El Capitán que estaba muy cerca de su mensajero entró en el acto y cerró la puerta tras de sí.

—Ahora bien, Capitán Smollet, ¿qué es lo que Vd. tiene que decirnos? Supongo que todo aquí marcha y está arreglado como entre buenos navegantes y verdadera gente de mar.

—Vea Vd., señor, contestó el Capitán, creo que hablar sin rodeos es siempre lo más práctico, aun á riesgo de parecer que se ofende. Hé aquí mi opinión: no me gusta este viaje, no me gusta la tripulación y no me gusta mi segundo á bordo: esto es hablar claro y en plata.

—Tal vez, señor mío, ¿tampoco le gusta á Vd. el buque?, añadió el Caballero, bastante molesto, á lo que me pareció.

—En cuanto á eso nada puedo decir, puesto que no lo he visto moverse aún. Á la simple vista me parece un velero muy hermoso: más no puedo decir.

—Es también muy posible que le disguste á Vd. el Patrón, recalcó el Caballero.

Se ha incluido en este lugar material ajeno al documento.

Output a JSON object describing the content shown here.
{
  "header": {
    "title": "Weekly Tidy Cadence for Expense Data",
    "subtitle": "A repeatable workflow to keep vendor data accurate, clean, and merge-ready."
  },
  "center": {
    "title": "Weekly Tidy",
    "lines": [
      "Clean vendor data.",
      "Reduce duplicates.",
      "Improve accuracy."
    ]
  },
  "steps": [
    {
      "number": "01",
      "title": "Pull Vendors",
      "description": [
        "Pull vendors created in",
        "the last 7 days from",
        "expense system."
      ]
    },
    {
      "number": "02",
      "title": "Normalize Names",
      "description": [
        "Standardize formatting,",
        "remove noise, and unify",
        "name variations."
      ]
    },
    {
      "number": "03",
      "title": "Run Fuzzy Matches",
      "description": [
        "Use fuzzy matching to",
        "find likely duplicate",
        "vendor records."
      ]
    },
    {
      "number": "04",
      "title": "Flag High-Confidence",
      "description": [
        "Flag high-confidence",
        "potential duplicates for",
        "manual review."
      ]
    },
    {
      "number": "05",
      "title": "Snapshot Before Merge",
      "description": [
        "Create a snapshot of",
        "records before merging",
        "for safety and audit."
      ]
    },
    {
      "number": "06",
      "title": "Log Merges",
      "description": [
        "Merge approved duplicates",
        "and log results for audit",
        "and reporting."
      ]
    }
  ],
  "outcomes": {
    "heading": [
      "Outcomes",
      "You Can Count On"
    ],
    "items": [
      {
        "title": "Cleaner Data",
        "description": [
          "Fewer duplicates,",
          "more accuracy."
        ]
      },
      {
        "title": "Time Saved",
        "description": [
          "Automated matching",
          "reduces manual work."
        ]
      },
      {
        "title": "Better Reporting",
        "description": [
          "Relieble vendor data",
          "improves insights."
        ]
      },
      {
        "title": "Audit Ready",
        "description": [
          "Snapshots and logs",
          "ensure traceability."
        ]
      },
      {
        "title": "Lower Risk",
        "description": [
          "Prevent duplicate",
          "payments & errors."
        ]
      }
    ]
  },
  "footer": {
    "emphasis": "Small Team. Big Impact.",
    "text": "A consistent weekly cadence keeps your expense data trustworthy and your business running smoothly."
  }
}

En este punto el Doctor Livesey creyó oportuno intervenir diciendo:

—Un momento, señores, un momento, si Vds. gustan. Esas preguntas no conducen á nada más que á creer una mala voluntad perjudicial. Yo creo que el Capitán, ó ha dicho demasiado ó ha dicho muy poco, y me creo en el deber de requerirle para que nos explique sus palabras. Ha dicho Vd. para comenzar, que no le gusta este viaje. Veamos... ¿por qué?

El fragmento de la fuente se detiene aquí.